En cambio, la pandemia es la gran adversidad. Ha hecho que nos redescubramos frágiles y necesitados de los demás. También en este país es un desafío que requiere oportunas intervenciones por parte de las autoridades -me refiero a la necesidad de la campaña de vacunación- y no pocos sacrificios para los ciudadanos. Pero en medio de tanto esfuerzo se ha abierto camino un notable sentido de solidaridad, al que la Iglesia católica local es dichosa de poder seguir contribuyendo, con la convicción de que esto constituya una herencia que no debe perderse con el lento aplacarse de la tempestad.

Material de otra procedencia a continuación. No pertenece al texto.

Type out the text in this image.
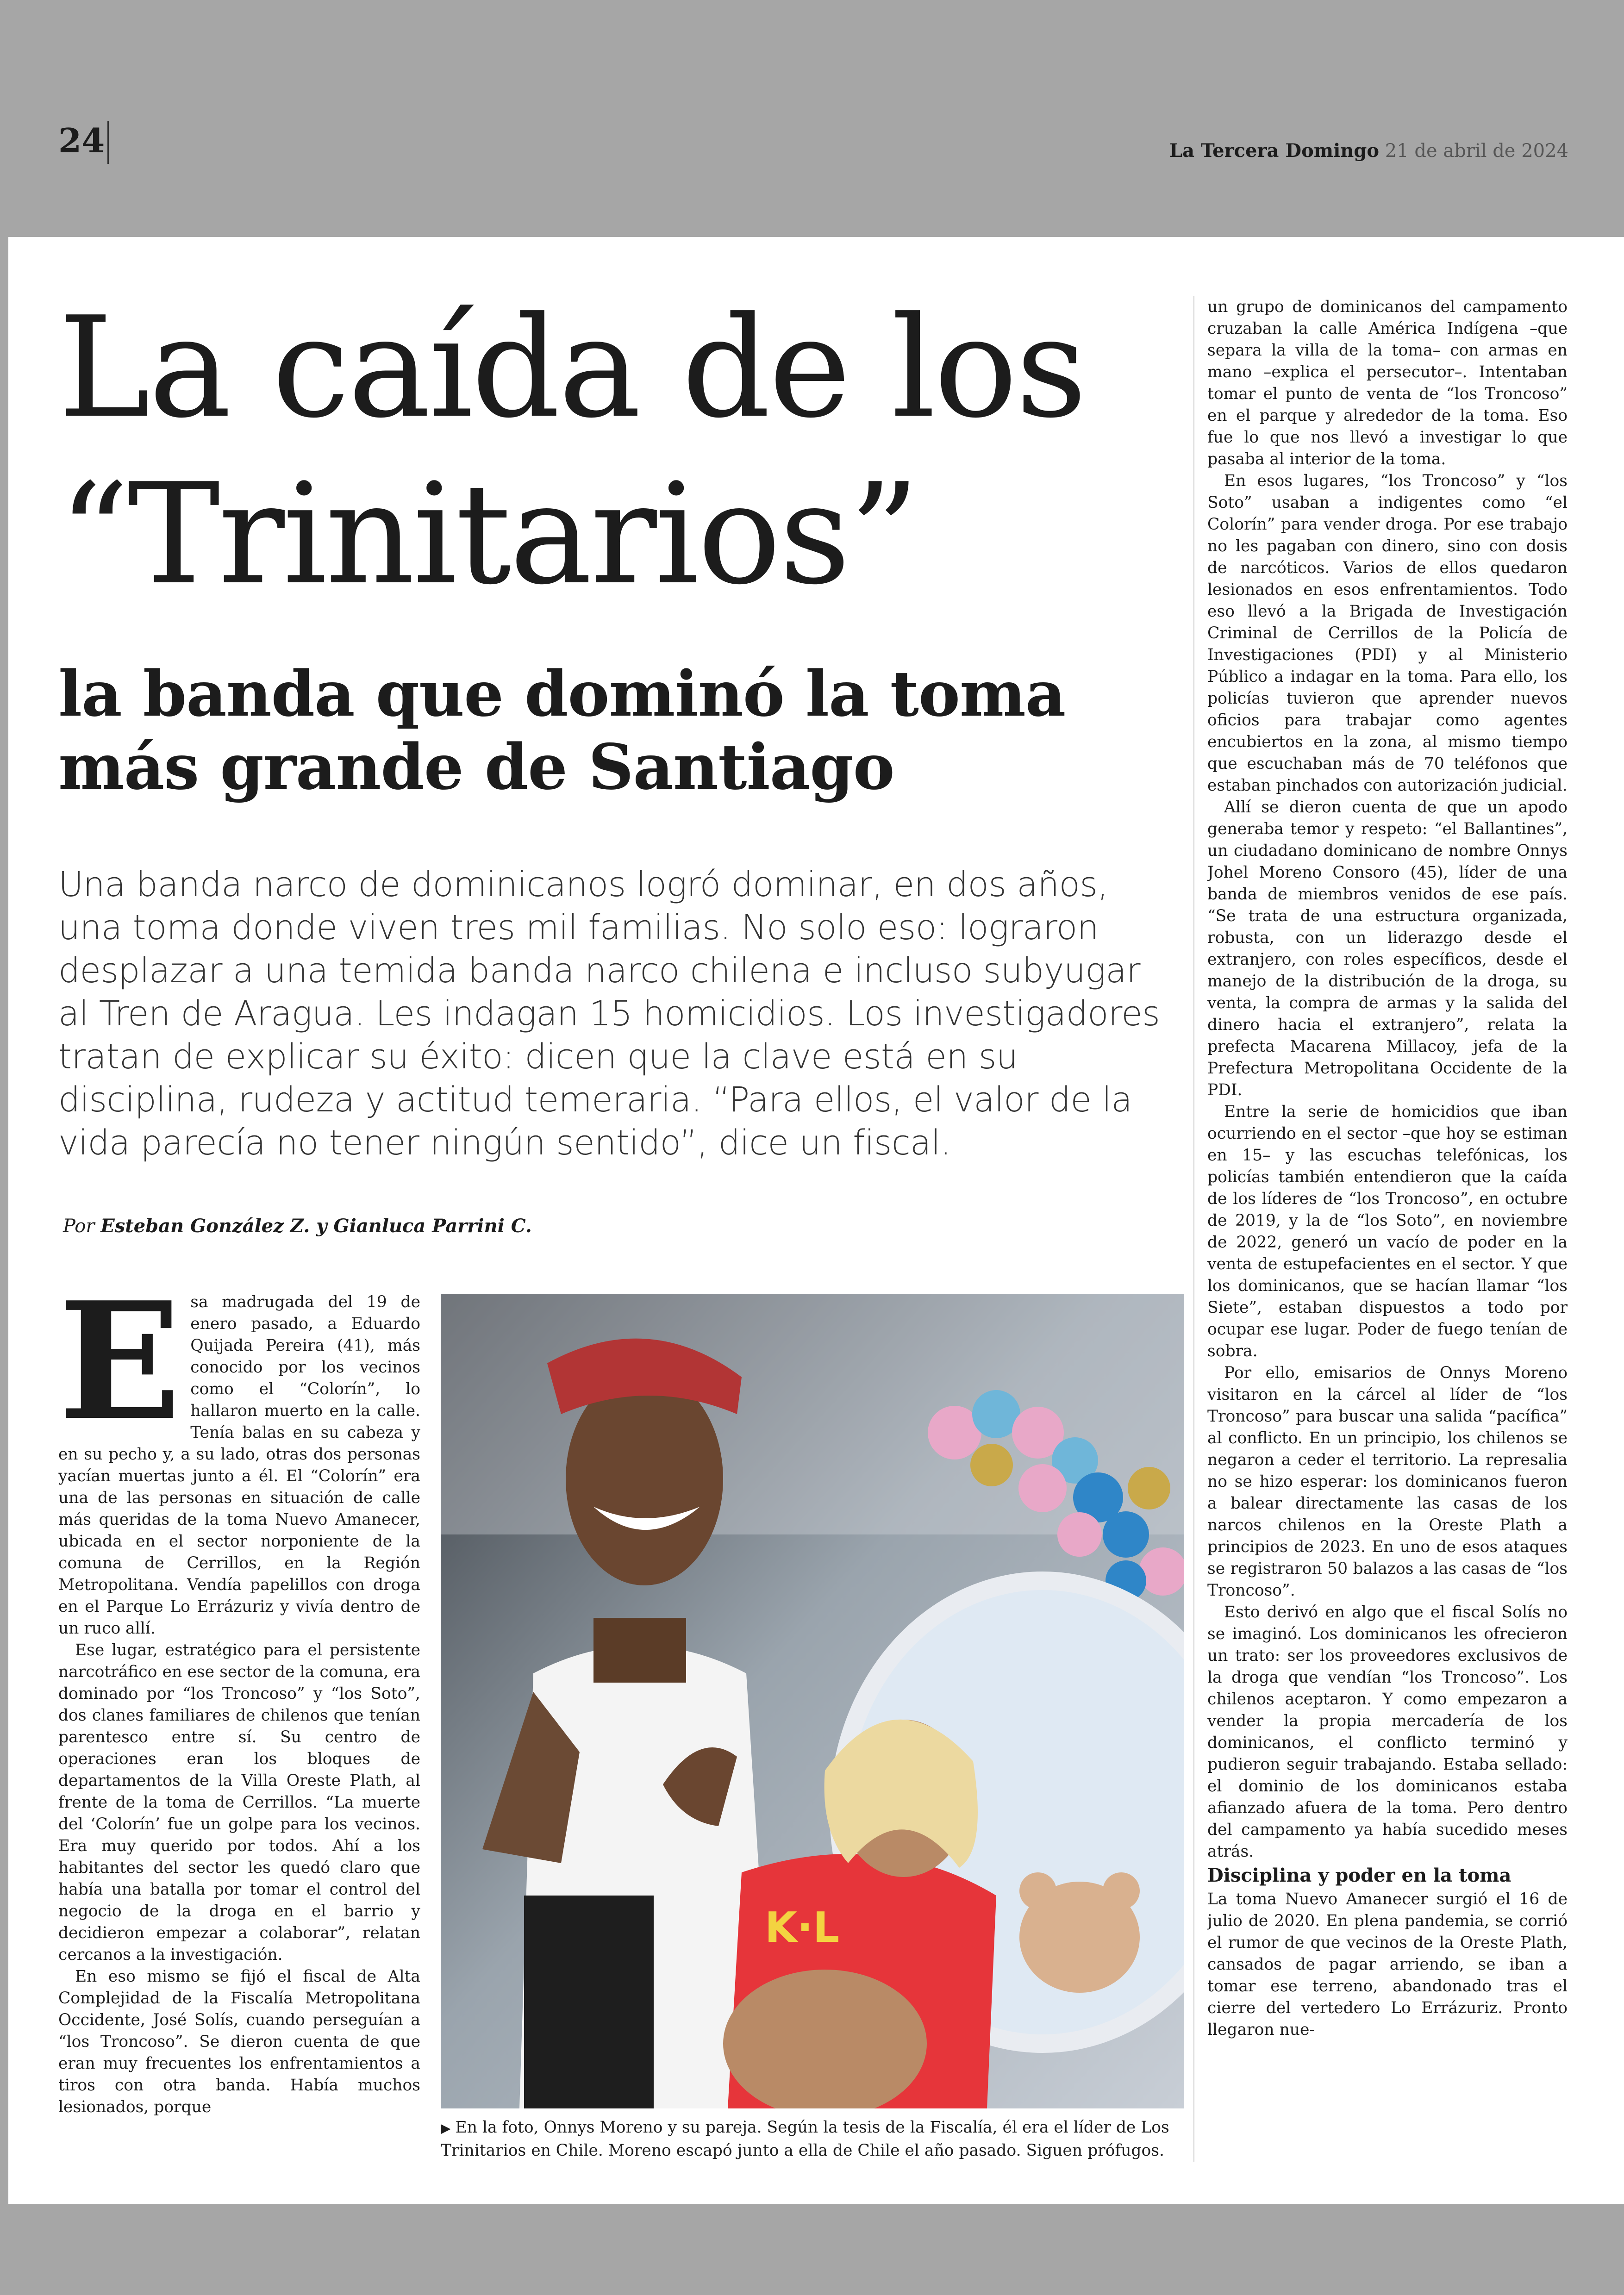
24	La Tercera Domingo 21 de abril de 2024
La caída de los
“Trinitarios”
la banda que dominó la toma
más grande de Santiago

Una banda narco de dominicanos logró dominar, en dos años, una toma donde viven tres mil familias. No solo eso: lograron desplazar a una temida banda narco chilena e incluso subyugar al Tren de Aragua. Les indagan 15 homicidios. Los investigadores tratan de explicar su éxito: dicen que la clave está en su disciplina, rudeza y actitud temeraria. “Para ellos, el valor de la vida parecía no tener ningún sentido”, dice un fiscal.

Por Esteban González Z. y Gianluca Parrini C.
E sa madrugada del 19 de enero pasado, a Eduardo Quijada Pereira (41), más conocido por los vecinos como el “Colorín”, lo hallaron muerto en la calle. Tenía balas en su cabeza y en su pecho y, a su lado, otras dos personas yacían muertas junto a él. El “Colorín” era una de las personas en situación de calle más queridas de la toma Nuevo Amanecer, ubicada en el sector norponiente de la comuna de Cerrillos, en la Región Metropolitana. Vendía papelillos con droga en el Parque Lo Errázuriz y vivía dentro de un ruco allí.

Ese lugar, estratégico para el persistente narcotráfico en ese sector de la comuna, era dominado por “los Troncoso” y “los Soto”, dos clanes familiares de chilenos que tenían parentesco entre sí. Su centro de operaciones eran los bloques de departamentos de la Villa Oreste Plath, al frente de la toma de Cerrillos. “La muerte del ‘Colorín’ fue un golpe para los vecinos. Era muy querido por todos. Ahí a los habitantes del sector les quedó claro que había una batalla por tomar el control del negocio de la droga en el barrio y decidieron empezar a colaborar”, relatan cercanos a la investigación.

En eso mismo se fijó el fiscal de Alta Complejidad de la Fiscalía Metropolitana Occidente, José Solís, cuando perseguían a “los Troncoso”. Se dieron cuenta de que eran muy frecuentes los enfrentamientos a tiros con otra banda. Había muchos lesionados, porque

K·L
▶ En la foto, Onnys Moreno y su pareja. Según la tesis de la Fiscalía, él era el líder de Los Trinitarios en Chile. Moreno escapó junto a ella de Chile el año pasado. Siguen prófugos.

un grupo de dominicanos del campamento cruzaban la calle América Indígena –que separa la villa de la toma– con armas en mano –explica el persecutor–. Intentaban tomar el punto de venta de “los Troncoso” en el parque y alrededor de la toma. Eso fue lo que nos llevó a investigar lo que pasaba al interior de la toma.

En esos lugares, “los Troncoso” y “los Soto” usaban a indigentes como “el Colorín” para vender droga. Por ese trabajo no les pagaban con dinero, sino con dosis de narcóticos. Varios de ellos quedaron lesionados en esos enfrentamientos. Todo eso llevó a la Brigada de Investigación Criminal de Cerrillos de la Policía de Investigaciones (PDI) y al Ministerio Público a indagar en la toma. Para ello, los policías tuvieron que aprender nuevos oficios para trabajar como agentes encubiertos en la zona, al mismo tiempo que escuchaban más de 70 teléfonos que estaban pinchados con autorización judicial.

Allí se dieron cuenta de que un apodo generaba temor y respeto: “el Ballantines”, un ciudadano dominicano de nombre Onnys Johel Moreno Consoro (45), líder de una banda de miembros venidos de ese país. “Se trata de una estructura organizada, robusta, con un liderazgo desde el extranjero, con roles específicos, desde el manejo de la distribución de la droga, su venta, la compra de armas y la salida del dinero hacia el extranjero”, relata la prefecta Macarena Millacoy, jefa de la Prefectura Metropolitana Occidente de la PDI.

Entre la serie de homicidios que iban ocurriendo en el sector –que hoy se estiman en 15– y las escuchas telefónicas, los policías también entendieron que la caída de los líderes de “los Troncoso”, en octubre de 2019, y la de “los Soto”, en noviembre de 2022, generó un vacío de poder en la venta de estupefacientes en el sector. Y que los dominicanos, que se hacían llamar “los Siete”, estaban dispuestos a todo por ocupar ese lugar. Poder de fuego tenían de sobra.

Por ello, emisarios de Onnys Moreno visitaron en la cárcel al líder de “los Troncoso” para buscar una salida “pacífica” al conflicto. En un principio, los chilenos se negaron a ceder el territorio. La represalia no se hizo esperar: los dominicanos fueron a balear directamente las casas de los narcos chilenos en la Oreste Plath a principios de 2023. En uno de esos ataques se registraron 50 balazos a las casas de “los Troncoso”.

Esto derivó en algo que el fiscal Solís no se imaginó. Los dominicanos les ofrecieron un trato: ser los proveedores exclusivos de la droga que vendían “los Troncoso”. Los chilenos aceptaron. Y como empezaron a vender la propia mercadería de los dominicanos, el conflicto terminó y pudieron seguir trabajando. Estaba sellado: el dominio de los dominicanos estaba afianzado afuera de la toma. Pero dentro del campamento ya había sucedido meses atrás.

Disciplina y poder en la toma

La toma Nuevo Amanecer surgió el 16 de julio de 2020. En plena pandemia, se corrió el rumor de que vecinos de la Oreste Plath, cansados de pagar arriendo, se iban a tomar ese terreno, abandonado tras el cierre del vertedero Lo Errázuriz. Pronto llegaron nue-
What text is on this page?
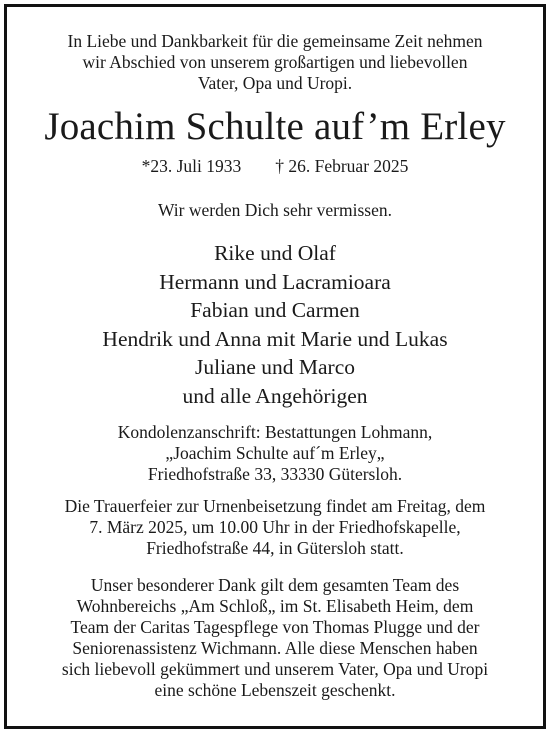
In Liebe und Dankbarkeit für die gemeinsame Zeit nehmen
wir Abschied von unserem großartigen und liebevollen
Vater, Opa und Uropi.
Joachim Schulte auf’m Erley
*23. Juli 1933 † 26. Februar 2025
Wir werden Dich sehr vermissen.
Rike und Olaf
Hermann und Lacramioara
Fabian und Carmen
Hendrik und Anna mit Marie und Lukas
Juliane und Marco
und alle Angehörigen
Kondolenzanschrift: Bestattungen Lohmann,
„Joachim Schulte auf´m Erley„
Friedhofstraße 33, 33330 Gütersloh.
Die Trauerfeier zur Urnenbeisetzung findet am Freitag, dem
7. März 2025, um 10.00 Uhr in der Friedhofskapelle,
Friedhofstraße 44, in Gütersloh statt.
Unser besonderer Dank gilt dem gesamten Team des
Wohnbereichs „Am Schloß„ im St. Elisabeth Heim, dem
Team der Caritas Tagespflege von Thomas Plugge und der
Seniorenassistenz Wichmann. Alle diese Menschen haben
sich liebevoll gekümmert und unserem Vater, Opa und Uropi
eine schöne Lebenszeit geschenkt.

Algunas palabras del juramento de Hipócrates parecen escritas para nuestro tiempo, tales como el esfuerzo por "regular el tenor de vida por el bien de los enfermos", por "abstenerse de todo daño y ofensa" a los demás, por salvaguardar la vida en todo momento, particularmente en el seno materno (cf. Juramento de Hipócrates, texto antiguo). Siempre ha de privilegiarse el derecho al cuidado y a los tratamientos para todos, para que los más débiles, en particular los ancianos, nunca sean descartados. En efecto, la vida es un derecho; no lo es la muerte, que se acoge, no se suministra.